Beyond Detection: A Comprehensive Benchmark and Study on Representation Learning for Fine-Grained Webshell Family Classification
Feijiang Han
TL;DR
This work addresses the need for fine-grained WebShell family classification by introducing the first large-scale benchmark that links raw dynamic function call traces to diverse representations. It decouples representation learning from classification and evaluates sequences, graphs, and trees, augmented with LLM-generated traces across four real-world datasets. The study finds that structural representations, especially tree-based pathways learned via GNNs (notably GAT), consistently outperform sequential approaches and are more robust to obfuscation, offering practical guidance for threat intelligence and rapid incident response. Overall, the paper provides a robust baseline, actionable implementation strategies, and a shift toward proactive defense beyond simple detection in critical infrastructure security.
Abstract
Malicious WebShells pose a significant and evolving threat by compromising critical digital infrastructures and endangering public services in sectors such as healthcare and finance. While the research community has made significant progress in WebShell detection (i.e., distinguishing malicious samples from benign ones), we argue that it is time to transition from passive detection to in-depth analysis and proactive defense.

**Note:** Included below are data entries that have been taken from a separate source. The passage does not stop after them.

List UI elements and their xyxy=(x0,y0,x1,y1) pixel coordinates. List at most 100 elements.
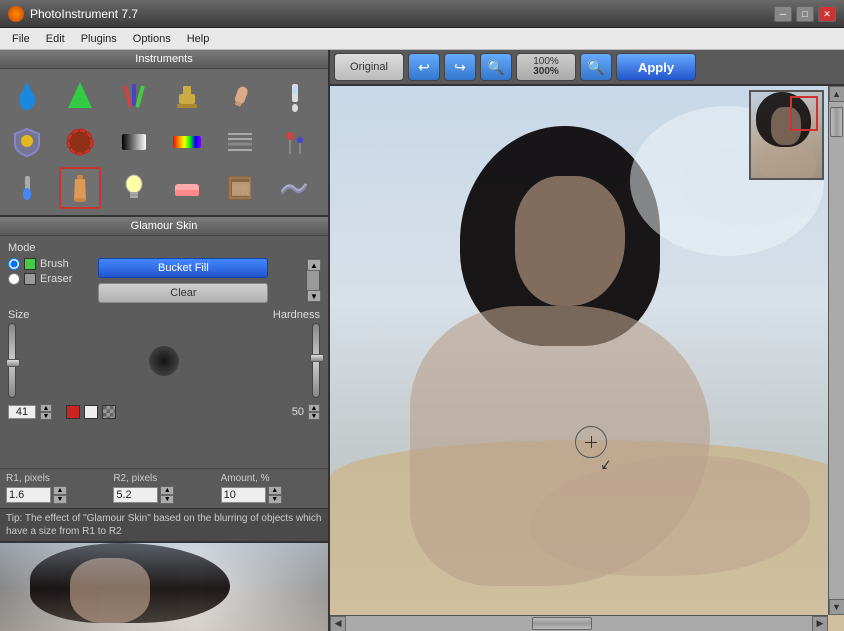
tool-dropper[interactable] xyxy=(273,75,315,117)
hardness-label: Hardness xyxy=(273,309,320,321)
tool-texture[interactable]: ▓▓ xyxy=(219,167,261,209)
amount-input-row: ▲ ▼ xyxy=(221,486,322,504)
instruments-header: Instruments xyxy=(0,50,328,69)
tool-gradient[interactable] xyxy=(113,121,155,163)
tool-smudge[interactable] xyxy=(273,167,315,209)
menu-plugins[interactable]: Plugins xyxy=(73,31,125,47)
instruments-section: Instruments xyxy=(0,50,328,217)
scroll-down-btn[interactable]: ▼ xyxy=(829,599,844,615)
r1-label: R1, pixels xyxy=(6,473,107,484)
checker-pattern[interactable] xyxy=(102,405,116,419)
bottom-controls: 41 ▲ ▼ 50 ▲ ▼ xyxy=(8,402,320,422)
scroll-right-btn[interactable]: ▶ xyxy=(812,616,828,631)
size-spinners: ▲ ▼ xyxy=(40,404,52,420)
background-color[interactable] xyxy=(84,405,98,419)
panel-scroll-up[interactable]: ▲ xyxy=(307,259,321,271)
tool-color-circle[interactable] xyxy=(59,121,101,163)
image-area[interactable]: ↙ ▲ ▼ xyxy=(330,86,844,631)
menu-file[interactable]: File xyxy=(4,31,38,47)
menubar: File Edit Plugins Options Help xyxy=(0,28,844,50)
size-up-btn[interactable]: ▲ xyxy=(40,404,52,412)
zoom-out-icon: 🔍 xyxy=(587,59,604,76)
foreground-color[interactable] xyxy=(66,405,80,419)
zoom-display[interactable]: 100% 300% xyxy=(516,53,576,81)
hardness-spinners: ▲ ▼ xyxy=(308,404,320,420)
tool-water-drop[interactable] xyxy=(6,75,48,117)
tool-lines[interactable] xyxy=(219,121,261,163)
mode-brush-option[interactable]: Brush xyxy=(8,258,72,270)
tool-rainbow[interactable] xyxy=(166,121,208,163)
amount-input[interactable] xyxy=(221,487,266,503)
menu-edit[interactable]: Edit xyxy=(38,31,73,47)
right-scrollbar[interactable]: ▲ ▼ xyxy=(828,86,844,615)
amount-group: Amount, % ▲ ▼ xyxy=(221,473,322,504)
tool-pencils[interactable] xyxy=(113,75,155,117)
minimize-button[interactable]: ─ xyxy=(774,6,792,22)
thumbnail-selection[interactable] xyxy=(790,96,818,131)
amount-down[interactable]: ▼ xyxy=(268,495,282,504)
bottom-scrollbar[interactable]: ◀ ▶ xyxy=(330,615,828,631)
tool-pins[interactable] xyxy=(273,121,315,163)
menu-help[interactable]: Help xyxy=(179,31,218,47)
preview-face-shape xyxy=(70,558,150,623)
menu-options[interactable]: Options xyxy=(125,31,179,47)
svg-text:▓▓: ▓▓ xyxy=(232,181,250,196)
undo-button[interactable]: ↩ xyxy=(408,53,440,81)
redo-icon: ↪ xyxy=(454,59,466,76)
hardness-up-btn[interactable]: ▲ xyxy=(308,404,320,412)
size-down-btn[interactable]: ▼ xyxy=(40,412,52,420)
tool-eraser[interactable] xyxy=(166,167,208,209)
r1-up[interactable]: ▲ xyxy=(53,486,67,495)
tool-shield[interactable] xyxy=(6,121,48,163)
amount-up[interactable]: ▲ xyxy=(268,486,282,495)
preview-image xyxy=(0,543,328,631)
eraser-color-indicator xyxy=(24,273,36,285)
scroll-track-vertical[interactable] xyxy=(829,102,844,599)
r2-up[interactable]: ▲ xyxy=(160,486,174,495)
scroll-thumb-vertical[interactable] xyxy=(830,107,843,137)
r2-down[interactable]: ▼ xyxy=(160,495,174,504)
bucket-fill-button[interactable]: Bucket Fill xyxy=(98,258,268,278)
amount-label: Amount, % xyxy=(221,473,322,484)
tool-bulb[interactable] xyxy=(113,167,155,209)
scroll-thumb-horizontal[interactable] xyxy=(532,617,592,630)
r1-input[interactable] xyxy=(6,487,51,503)
brush-label: Brush xyxy=(40,258,69,270)
undo-icon: ↩ xyxy=(418,59,430,76)
slider-labels: Size Hardness xyxy=(8,309,320,321)
clear-button[interactable]: Clear xyxy=(98,283,268,303)
tool-paint-cone[interactable] xyxy=(59,75,101,117)
scroll-track-horizontal[interactable] xyxy=(346,616,812,631)
zoom-in-search[interactable]: 🔍 xyxy=(480,53,512,81)
r2-input[interactable] xyxy=(113,487,158,503)
close-button[interactable]: ✕ xyxy=(818,6,836,22)
scroll-up-btn[interactable]: ▲ xyxy=(829,86,844,102)
mode-brush-radio[interactable] xyxy=(8,258,20,270)
panel-scroll-down[interactable]: ▼ xyxy=(307,290,321,302)
hardness-down-btn[interactable]: ▼ xyxy=(308,412,320,420)
mode-eraser-radio[interactable] xyxy=(8,273,20,285)
tool-skin-tube[interactable] xyxy=(219,75,261,117)
r2-input-row: ▲ ▼ xyxy=(113,486,214,504)
tool-bottle[interactable] xyxy=(59,167,101,209)
mode-eraser-option[interactable]: Eraser xyxy=(8,273,72,285)
top-toolbar: Original ↩ ↪ 🔍 100% 300% 🔍 Apply xyxy=(330,50,844,86)
r1-down[interactable]: ▼ xyxy=(53,495,67,504)
size-input[interactable]: 41 xyxy=(8,405,36,419)
original-button[interactable]: Original xyxy=(334,53,404,81)
main-canvas: ↙ ▲ ▼ xyxy=(330,86,844,631)
figure-face xyxy=(515,176,625,306)
tool-stamp[interactable] xyxy=(166,75,208,117)
brush-cursor xyxy=(575,426,607,458)
redo-button[interactable]: ↪ xyxy=(444,53,476,81)
size-slider[interactable] xyxy=(8,323,16,398)
maximize-button[interactable]: □ xyxy=(796,6,814,22)
hardness-value-display: 50 xyxy=(276,406,304,418)
zoom-out-button[interactable]: 🔍 xyxy=(580,53,612,81)
hardness-slider[interactable] xyxy=(312,323,320,398)
scroll-left-btn[interactable]: ◀ xyxy=(330,616,346,631)
amount-spinners: ▲ ▼ xyxy=(268,486,282,504)
tool-brush-small[interactable] xyxy=(6,167,48,209)
brush-color-indicator xyxy=(24,258,36,270)
apply-button[interactable]: Apply xyxy=(616,53,696,81)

One promising direction is the automation of WebShell family classification, which involves identifying the specific malware lineage in order to understand an adversary's tactics and enable a precise, rapid response. This crucial task, however, remains a largely unexplored area that currently relies on slow, manual expert analysis. To address this gap, we present the first systematic study to automate WebShell family classification. Our method begins with extracting dynamic function call traces to capture inherent behaviors that are resistant to common encryption and obfuscation. To enhance the scale and diversity of our dataset for a more stable evaluation, we augment these real-world traces with new variants synthesized by Large Language Models. These augmented traces are then abstracted into sequences, graphs, and trees, providing a foundation to benchmark a comprehensive suite of representation methods. Our evaluation spans classic sequence-based embeddings (CBOW, GloVe), transformers (BERT, SimCSE), and a range of structure-aware algorithms, including Graph Kernels, Graph Edit Distance, Graph2Vec, and various Graph Neural Networks. Through extensive experiments on four real-world, family-annotated datasets under both supervised and unsupervised settings, we establish a robust baseline and provide practical insights into the most effective combinations of data abstractions, representation models, and learning paradigms for this challenge.